La primera vez que vi jugar en directo a Pau fue en junio de 2001, cuando aquel junior delgado y larguirucho arrasó con el Barça el viejo pabellón de la Ciudad Deportiva del Real Madrid. Al chaval, que metió 22 puntos y se proclamó campeón de liga en la cancha del eterno rival, daba gusto verlo y los aficionados madridistas (los buenos) aplaudieron la exhibición de baloncesto que presenciaron.

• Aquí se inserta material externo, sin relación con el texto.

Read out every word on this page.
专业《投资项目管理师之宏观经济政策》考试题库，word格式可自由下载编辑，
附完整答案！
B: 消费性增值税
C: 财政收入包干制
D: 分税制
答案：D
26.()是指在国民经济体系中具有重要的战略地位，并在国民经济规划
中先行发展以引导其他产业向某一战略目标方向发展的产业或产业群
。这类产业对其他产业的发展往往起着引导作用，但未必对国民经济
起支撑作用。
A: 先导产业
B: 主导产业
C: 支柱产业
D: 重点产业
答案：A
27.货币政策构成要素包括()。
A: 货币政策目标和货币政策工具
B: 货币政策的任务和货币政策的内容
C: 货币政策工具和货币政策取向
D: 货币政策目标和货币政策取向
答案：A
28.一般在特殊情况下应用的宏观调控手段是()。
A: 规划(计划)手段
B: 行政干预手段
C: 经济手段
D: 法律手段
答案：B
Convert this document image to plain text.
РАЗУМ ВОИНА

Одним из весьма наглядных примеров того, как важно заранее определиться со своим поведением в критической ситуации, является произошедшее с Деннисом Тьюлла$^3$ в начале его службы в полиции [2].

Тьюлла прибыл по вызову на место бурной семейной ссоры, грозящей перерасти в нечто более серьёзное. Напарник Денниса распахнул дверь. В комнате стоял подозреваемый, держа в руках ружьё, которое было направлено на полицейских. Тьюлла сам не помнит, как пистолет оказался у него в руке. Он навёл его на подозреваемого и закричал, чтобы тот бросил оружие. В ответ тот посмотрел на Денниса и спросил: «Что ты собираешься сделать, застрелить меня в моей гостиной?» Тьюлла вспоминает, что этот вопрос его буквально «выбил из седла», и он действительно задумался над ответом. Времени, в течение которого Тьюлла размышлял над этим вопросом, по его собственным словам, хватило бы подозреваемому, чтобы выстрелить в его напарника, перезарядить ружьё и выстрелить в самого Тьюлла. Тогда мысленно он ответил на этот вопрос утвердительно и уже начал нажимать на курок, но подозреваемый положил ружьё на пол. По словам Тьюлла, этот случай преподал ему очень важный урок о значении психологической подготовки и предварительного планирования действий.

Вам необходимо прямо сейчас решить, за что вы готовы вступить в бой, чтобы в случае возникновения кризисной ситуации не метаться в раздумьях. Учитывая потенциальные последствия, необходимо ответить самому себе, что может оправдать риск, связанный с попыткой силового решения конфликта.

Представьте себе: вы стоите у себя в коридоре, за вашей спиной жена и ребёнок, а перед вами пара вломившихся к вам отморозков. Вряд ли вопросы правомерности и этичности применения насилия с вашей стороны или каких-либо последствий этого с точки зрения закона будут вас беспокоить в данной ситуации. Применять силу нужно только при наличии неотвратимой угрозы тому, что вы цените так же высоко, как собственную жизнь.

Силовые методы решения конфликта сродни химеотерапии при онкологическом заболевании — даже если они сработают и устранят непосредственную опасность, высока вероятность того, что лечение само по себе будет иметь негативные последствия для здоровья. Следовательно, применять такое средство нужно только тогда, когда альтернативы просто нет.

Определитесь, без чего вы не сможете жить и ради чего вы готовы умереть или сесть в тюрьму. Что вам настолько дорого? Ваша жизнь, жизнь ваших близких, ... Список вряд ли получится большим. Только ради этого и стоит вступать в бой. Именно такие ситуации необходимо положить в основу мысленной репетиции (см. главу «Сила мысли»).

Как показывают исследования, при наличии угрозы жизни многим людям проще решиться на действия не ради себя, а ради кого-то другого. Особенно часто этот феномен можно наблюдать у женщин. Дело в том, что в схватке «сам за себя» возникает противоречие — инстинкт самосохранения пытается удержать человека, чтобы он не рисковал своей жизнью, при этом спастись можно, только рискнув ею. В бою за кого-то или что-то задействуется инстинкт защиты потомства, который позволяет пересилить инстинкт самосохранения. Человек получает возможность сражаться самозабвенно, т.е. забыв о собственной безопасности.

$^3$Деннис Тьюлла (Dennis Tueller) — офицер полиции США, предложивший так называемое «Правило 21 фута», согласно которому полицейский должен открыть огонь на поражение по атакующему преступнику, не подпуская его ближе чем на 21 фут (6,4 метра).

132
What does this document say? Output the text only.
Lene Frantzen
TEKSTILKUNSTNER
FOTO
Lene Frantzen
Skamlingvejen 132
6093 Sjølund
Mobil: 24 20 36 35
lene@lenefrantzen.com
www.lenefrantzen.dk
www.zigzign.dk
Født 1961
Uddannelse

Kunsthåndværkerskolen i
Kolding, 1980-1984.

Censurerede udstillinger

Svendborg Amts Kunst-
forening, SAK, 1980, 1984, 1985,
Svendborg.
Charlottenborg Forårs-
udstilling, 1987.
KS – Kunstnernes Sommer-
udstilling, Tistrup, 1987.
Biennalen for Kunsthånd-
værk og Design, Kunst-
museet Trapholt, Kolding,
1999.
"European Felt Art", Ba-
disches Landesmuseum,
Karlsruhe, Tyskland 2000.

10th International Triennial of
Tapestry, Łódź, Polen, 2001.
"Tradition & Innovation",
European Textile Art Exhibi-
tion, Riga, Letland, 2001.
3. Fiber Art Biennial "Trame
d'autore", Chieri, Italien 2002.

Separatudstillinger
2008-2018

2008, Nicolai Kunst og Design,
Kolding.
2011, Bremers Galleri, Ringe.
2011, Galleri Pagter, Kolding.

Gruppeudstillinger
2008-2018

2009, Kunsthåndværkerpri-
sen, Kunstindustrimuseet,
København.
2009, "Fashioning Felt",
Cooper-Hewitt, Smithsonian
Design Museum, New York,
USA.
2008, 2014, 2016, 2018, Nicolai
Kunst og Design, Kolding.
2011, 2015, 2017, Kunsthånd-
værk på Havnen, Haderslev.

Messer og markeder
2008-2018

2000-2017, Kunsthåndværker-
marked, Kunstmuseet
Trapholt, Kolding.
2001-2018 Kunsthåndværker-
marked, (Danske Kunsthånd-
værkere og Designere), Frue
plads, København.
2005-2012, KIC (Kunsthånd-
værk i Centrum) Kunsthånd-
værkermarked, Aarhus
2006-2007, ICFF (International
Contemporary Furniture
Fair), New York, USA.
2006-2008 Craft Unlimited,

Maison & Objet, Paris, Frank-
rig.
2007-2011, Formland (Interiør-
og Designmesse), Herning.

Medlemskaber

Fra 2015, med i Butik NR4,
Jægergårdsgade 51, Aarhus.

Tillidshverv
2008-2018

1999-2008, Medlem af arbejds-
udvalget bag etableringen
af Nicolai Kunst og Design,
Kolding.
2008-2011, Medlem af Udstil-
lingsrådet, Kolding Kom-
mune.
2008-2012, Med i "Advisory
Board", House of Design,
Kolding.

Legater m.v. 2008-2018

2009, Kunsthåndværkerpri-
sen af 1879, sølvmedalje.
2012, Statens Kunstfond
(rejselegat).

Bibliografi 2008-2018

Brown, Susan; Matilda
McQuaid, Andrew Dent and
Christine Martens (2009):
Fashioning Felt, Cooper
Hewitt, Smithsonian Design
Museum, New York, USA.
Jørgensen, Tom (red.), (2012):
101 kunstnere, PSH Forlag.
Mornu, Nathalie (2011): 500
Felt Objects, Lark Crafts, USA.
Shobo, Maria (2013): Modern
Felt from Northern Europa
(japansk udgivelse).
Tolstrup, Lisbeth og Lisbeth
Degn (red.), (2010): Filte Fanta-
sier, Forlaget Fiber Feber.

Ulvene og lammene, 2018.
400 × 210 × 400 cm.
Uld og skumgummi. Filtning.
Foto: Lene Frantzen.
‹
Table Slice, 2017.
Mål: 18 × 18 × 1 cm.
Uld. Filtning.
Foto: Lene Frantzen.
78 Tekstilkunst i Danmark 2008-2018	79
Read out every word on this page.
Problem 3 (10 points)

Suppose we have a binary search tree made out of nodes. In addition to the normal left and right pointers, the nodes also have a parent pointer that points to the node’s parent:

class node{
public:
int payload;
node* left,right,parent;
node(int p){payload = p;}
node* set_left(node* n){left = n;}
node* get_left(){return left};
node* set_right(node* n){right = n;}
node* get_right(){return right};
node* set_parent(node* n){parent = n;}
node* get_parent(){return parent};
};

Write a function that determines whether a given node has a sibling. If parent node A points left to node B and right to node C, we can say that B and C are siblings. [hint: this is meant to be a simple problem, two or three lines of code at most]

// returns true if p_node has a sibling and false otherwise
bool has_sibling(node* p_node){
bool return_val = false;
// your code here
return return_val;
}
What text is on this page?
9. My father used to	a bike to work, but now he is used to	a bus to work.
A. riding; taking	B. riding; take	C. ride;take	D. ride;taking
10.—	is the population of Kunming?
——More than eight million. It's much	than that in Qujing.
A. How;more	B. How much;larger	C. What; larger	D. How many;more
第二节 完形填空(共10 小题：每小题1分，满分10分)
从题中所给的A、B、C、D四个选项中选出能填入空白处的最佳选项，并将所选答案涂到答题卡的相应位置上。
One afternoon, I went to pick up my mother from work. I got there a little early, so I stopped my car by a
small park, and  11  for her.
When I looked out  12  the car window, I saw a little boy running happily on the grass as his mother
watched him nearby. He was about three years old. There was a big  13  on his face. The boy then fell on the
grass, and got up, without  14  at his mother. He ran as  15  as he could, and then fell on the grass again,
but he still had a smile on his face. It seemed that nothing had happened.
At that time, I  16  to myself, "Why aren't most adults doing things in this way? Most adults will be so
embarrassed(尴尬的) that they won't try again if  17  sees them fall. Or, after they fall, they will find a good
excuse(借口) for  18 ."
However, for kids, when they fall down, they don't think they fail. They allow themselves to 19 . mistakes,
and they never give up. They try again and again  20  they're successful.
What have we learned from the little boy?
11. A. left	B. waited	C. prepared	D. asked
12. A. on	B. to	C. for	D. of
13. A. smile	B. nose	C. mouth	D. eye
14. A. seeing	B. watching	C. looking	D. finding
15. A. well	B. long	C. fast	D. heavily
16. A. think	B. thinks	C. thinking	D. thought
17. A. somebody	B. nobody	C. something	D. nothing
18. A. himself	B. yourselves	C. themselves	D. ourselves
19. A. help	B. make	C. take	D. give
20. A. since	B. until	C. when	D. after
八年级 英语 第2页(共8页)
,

Hace ocho años era impensable que un español pudiera ser pieza fundamental en el campeón de la NBA, sólo un superclase como Gasol ha podido ir rompiendo una barrera tras otra hasta hacer realidad el sueño. A Pau lo hemos visto batirse el cobre como novato en Menphis rabiando por perder casi todos los partidos; ganarse el respeto del mundo liderando la selección; dejarse la barba para llegar al All-Star; llorar por una lesión de tobillo que dolió en todas las casas de España; hacer el tonto con en Neng en el programa de Buenafuente...¡Qué grande y qué sencillo a la vez!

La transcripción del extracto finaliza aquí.